British Go Journal No. 41.  May 1978. Page 8.
This historic event, sponsored by Japan Air Lines, took place at the London go Centre on Friday 14th April. A four-man British team played a team from the Leningrad Go Club in a match lasting 10 hours. The result was a 2-2 draw.
The idea for the match was conceived at the European Go Congress in Rijswijk, Holland last summer. Valeri Astashkin attended the Congress to play in the European Championship and approached Matthew Macfadyen with the suggestion of a telephone match that would give more of his countrymen a chance to play opponents outside Russia.
After an exchange of letters and telegrams the match was fixed for April 14th. Japan Air Lines London office offered financial support to the British team and also covered the distribution of publicity. Without their generous help the match would have been merely a pipedream.
Telephone contact with Leningrad was established early on Friday morning and the match began at 10am. The moves were relayed using algebraic notation and there was no real language problem, although the quality of the telephone line was initially poor. The time limits were 1½ hours per player and 1 minute byoyomi, but so much time was consumed in relaying the moves that it was not possible to conclude all the games.
The games on Board 1 and 4 were unfinished as the time available ran out. On neither board could the players agree that either had a decisive advantage, and so, unusually, draws were agreed.

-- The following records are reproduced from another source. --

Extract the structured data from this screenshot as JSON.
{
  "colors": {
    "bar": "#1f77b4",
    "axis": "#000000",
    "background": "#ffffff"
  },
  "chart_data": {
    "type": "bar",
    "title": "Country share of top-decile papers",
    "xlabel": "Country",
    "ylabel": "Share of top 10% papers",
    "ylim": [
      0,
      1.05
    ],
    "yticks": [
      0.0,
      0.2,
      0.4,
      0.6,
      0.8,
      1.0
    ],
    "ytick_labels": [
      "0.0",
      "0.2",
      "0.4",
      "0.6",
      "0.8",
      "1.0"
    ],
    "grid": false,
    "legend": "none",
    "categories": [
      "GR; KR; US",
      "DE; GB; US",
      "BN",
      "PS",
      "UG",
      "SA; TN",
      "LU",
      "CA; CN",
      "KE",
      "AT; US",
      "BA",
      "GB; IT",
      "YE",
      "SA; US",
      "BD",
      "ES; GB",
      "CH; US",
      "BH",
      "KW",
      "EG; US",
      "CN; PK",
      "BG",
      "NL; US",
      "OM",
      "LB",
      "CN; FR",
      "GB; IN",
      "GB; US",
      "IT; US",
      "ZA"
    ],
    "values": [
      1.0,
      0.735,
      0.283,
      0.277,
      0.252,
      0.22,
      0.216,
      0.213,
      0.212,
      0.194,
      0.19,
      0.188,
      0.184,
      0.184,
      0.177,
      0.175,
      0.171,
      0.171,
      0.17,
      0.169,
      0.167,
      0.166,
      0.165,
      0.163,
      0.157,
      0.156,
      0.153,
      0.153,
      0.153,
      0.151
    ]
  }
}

A press reception was held in the early afternoon which was attended by representatives of the Mainichi Shimbun, Soviet Weekly and the G.P.O. who drank sake dispensed by a girl in a traditional Japanese kimono.
Several radio stations announced the match and later reported the result and the London evening papers also reported the event.
From every point of view the match was a great success and the British players hope to repeat this venture with clubs from other countries, including Japan and America.
|1||Valeri Astashkin, 5-dan||Jon Diamond, 6-dan||Agreed drawn|
|2||Tony Goddard, 5-dan||Giorgi Nilov, 5-dan||White won by resignation|
|3||Alexander Vasilov, 4-dan||Matthew Macfadyen, 5-dan||White won by resignation|
|4||Adam Pirani, 3-dan||Boris Surupov, 3-dan||Agreed drawn|
Black: Alexander Vasilov, 4d, USSR
White: Matthew Macfadyen, 5d, UK
The game-file in SGF  format.
Matthew Macfadyen played the most interesting game of the match against Vasilov. In these brief comments, Matthew concentrates on the territorial potential of the positions, rather than the tactics, and on the concept of commitment.
Figure 1 (1-100) |
Diagram 1 |
BGJ only listed the moves in words, it did not have this diagram.
Figure 2 (101-173) |
The yose was uneventful. Play stopped at 173, but all the large points have been taken. Black is about 20 points behind, and resigned.